What is the idiomatic solution in SQL Server for reserving a block of ids for use in a bulk insert?
-
14-02-2021 - |
سؤال
I have a table with an identity column and I want to reserve a block of ids which I can use for bulk inserting, whilst allowing inserts to still happen into that table.
Note this is part of a bulk insert of several tables, where those other tables relate to these ids via an FK. Therefore I need to block them out so I can prepare the relationships beforehand.

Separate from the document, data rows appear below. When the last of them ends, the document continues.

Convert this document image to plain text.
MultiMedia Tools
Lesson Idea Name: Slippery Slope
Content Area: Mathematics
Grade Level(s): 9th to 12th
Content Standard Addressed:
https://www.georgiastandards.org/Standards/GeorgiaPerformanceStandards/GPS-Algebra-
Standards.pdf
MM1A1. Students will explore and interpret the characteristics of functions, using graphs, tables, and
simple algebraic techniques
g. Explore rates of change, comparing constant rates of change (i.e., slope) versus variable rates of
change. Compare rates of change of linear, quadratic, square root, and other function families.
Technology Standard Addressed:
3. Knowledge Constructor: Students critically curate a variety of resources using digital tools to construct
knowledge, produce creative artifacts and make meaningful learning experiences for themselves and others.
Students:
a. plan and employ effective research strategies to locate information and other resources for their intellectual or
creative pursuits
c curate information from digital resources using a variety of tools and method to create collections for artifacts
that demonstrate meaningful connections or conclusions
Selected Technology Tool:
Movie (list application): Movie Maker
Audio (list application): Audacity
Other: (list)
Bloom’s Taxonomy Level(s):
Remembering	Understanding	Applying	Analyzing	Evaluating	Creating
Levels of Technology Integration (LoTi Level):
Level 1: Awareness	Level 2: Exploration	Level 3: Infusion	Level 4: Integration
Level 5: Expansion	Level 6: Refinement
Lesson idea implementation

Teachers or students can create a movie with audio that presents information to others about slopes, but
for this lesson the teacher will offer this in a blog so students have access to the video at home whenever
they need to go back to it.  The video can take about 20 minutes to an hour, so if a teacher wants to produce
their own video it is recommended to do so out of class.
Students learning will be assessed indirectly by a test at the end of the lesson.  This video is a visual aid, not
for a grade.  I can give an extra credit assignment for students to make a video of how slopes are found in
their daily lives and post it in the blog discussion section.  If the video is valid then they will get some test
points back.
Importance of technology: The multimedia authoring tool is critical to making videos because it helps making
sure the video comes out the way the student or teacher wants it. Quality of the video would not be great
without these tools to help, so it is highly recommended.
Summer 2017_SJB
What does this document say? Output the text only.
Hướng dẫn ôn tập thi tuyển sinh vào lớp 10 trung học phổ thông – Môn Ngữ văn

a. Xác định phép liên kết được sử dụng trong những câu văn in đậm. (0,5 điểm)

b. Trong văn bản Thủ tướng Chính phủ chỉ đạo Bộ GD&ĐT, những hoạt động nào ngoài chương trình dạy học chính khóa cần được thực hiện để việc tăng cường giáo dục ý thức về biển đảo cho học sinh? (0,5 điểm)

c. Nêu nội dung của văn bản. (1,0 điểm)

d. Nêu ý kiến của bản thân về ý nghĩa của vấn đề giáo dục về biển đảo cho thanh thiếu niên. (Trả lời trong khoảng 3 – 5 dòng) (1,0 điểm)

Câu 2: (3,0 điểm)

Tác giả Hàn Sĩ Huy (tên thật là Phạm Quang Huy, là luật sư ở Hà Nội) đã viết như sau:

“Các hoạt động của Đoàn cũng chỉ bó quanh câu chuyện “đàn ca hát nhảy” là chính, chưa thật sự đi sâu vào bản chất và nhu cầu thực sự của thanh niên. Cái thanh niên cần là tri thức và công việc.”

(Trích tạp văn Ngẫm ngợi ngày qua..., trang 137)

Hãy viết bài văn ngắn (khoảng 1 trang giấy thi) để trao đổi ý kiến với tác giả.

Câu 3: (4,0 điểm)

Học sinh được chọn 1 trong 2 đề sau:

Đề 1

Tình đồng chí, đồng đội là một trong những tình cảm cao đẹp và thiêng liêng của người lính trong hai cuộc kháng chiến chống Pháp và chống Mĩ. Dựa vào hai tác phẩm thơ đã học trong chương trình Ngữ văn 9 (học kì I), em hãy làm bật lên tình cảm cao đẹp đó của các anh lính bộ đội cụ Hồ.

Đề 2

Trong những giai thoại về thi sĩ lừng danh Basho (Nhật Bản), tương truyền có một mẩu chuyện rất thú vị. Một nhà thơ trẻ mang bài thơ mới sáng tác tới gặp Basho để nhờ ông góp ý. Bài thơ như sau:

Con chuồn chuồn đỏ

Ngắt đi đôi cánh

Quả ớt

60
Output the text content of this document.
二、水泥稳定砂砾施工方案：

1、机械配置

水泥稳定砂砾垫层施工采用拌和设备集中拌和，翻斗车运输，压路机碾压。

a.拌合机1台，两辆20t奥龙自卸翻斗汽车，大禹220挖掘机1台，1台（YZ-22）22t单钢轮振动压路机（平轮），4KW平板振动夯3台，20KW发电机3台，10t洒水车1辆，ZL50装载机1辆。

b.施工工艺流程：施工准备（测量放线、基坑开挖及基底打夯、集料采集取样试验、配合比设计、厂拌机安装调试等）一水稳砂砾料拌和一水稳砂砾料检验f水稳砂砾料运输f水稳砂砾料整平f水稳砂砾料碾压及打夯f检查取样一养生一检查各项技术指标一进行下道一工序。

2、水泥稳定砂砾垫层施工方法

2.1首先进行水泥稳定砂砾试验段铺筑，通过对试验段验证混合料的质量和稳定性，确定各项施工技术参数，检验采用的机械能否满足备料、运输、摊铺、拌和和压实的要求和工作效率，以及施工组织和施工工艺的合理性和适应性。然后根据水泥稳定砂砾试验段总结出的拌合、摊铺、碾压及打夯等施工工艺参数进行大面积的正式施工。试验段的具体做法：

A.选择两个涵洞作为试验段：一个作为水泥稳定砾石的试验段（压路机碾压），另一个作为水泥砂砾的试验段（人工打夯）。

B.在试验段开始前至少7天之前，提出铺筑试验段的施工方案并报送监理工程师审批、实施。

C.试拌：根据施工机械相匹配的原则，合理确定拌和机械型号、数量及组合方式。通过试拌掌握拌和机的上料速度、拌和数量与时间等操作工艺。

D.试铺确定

I've found a solution which works by taking a lock on the table in a transaction and then does the reseeding (which is pretty fast). But it looks a bit hacky to me - is there a generally accepted pattern for doing this?
create table dbo.test
(
id bigint not null primary key identity(1,1),
SomeColumn nvarchar(100) not null
)
Here's the code to block out (make room for) some ids:
declare @numRowsToMakeRoomFor int = 100
BEGIN TRANSACTION;
SELECT MAX(Id) FROM dbo.test WITH ( XLOCK, TABLOCK ) -- will exclusively lock the table whilst this tran is in progress,
--another instance of this query will not be able to pass this line until this instance commits
--get the next id in the block to reserve
DECLARE @firstId BIGINT = (SELECT IDENT_CURRENT( 'dbo.test' ) +1);
--calculate the block range
DECLARE @lastId BIGINT = @firstId + (@numRowsToMakeRoomFor -1);
--reseed the table
DBCC CHECKIDENT ('dbo.test',RESEED, @lastId);
COMMIT TRANSACTION;
select @firstId;
My code is batch processing blocks of data in chunks of about 1000. I have about a billion rows to insert in total. Everything is working fine - the database isn't the bottle neck, the batch processing itself is computationally expensive and requires me to add a couple of servers to run in parallel, so I need to accommodate more than one process "batch inserting" at the same time.
المحلول
You can use procedure (introduced in SQL Server 2012):
sp_sequence_get_range
To use it you need to create a SEQUENCE object and use it as a default value instead of IDENTITY column.
There is an example:
CREATE SCHEMA Test ;
GO
CREATE SEQUENCE Test.RangeSeq
AS int
START WITH 1
INCREMENT BY 1
CACHE 10
;
CREATE TABLE Test.ProcessEvents
(
EventID int PRIMARY KEY CLUSTERED
DEFAULT (NEXT VALUE FOR Test.RangeSeq),
EventTime datetime NOT NULL DEFAULT (getdate()),
EventCode nvarchar(5) NOT NULL,
Description nvarchar(300) NULL
) ;
DECLARE
@range_first_value_output sql_variant ;
EXEC sp_sequence_get_range
@sequence_name = N'Test.RangeSeq'
, @range_size = 4
, @range_first_value = @range_first_value_output OUTPUT ;
SELECT @range_first_value_output;
Documentation: sp_sequence_get_range